Command-line programs can often be used within larger systems. In Windows (and MS-DOS), one can use batch files to execute a series of programs. Unix and Linux have similar (although more powerful) concepts with their shell programs. And all of the major operating systems support redirection to accept input from a file instead of a keyboard.

Not all GUI programs are evil. Microsoft has done a rather good job of usable GUI programs. Their programs are often designed with two layers, a Gui layer and a lower layer that can be used by other programs. Sometimes this layer is a command line, sometimes it is a COM interface. But the work has to be done, the design has to allow for "bimodal" use.

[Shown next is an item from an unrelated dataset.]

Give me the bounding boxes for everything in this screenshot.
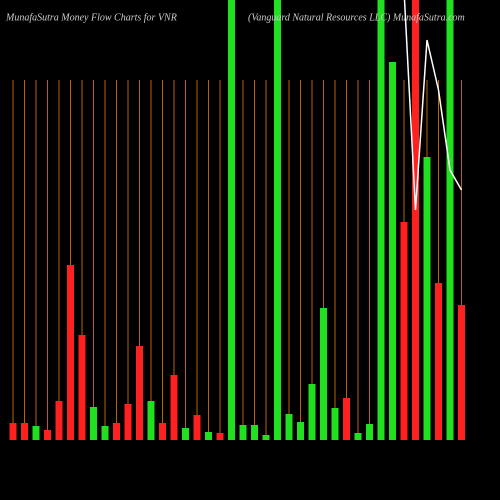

It's all too easy to design a GUI program for the moment, implement it, and lock out any future increases in automated capabilities. A GUI program prevents others from automating tasks and often freezes the developer at a specific level of automation. A developer of a GUI program is in a comfortable position, with some (perhaps most) of the work being automated, and an expensive proposition for additional automation (changing or re-writing the GUI program). Once in this position, the developer ceases to think about improvements to the program -- the program is "good enough" and the developer convinces himself that the remaining work isn't that onerous. This is not a good place to be.

I don't advocate the elimination of GUI programs. They can be effective. But they can also lead to a stifled mental state.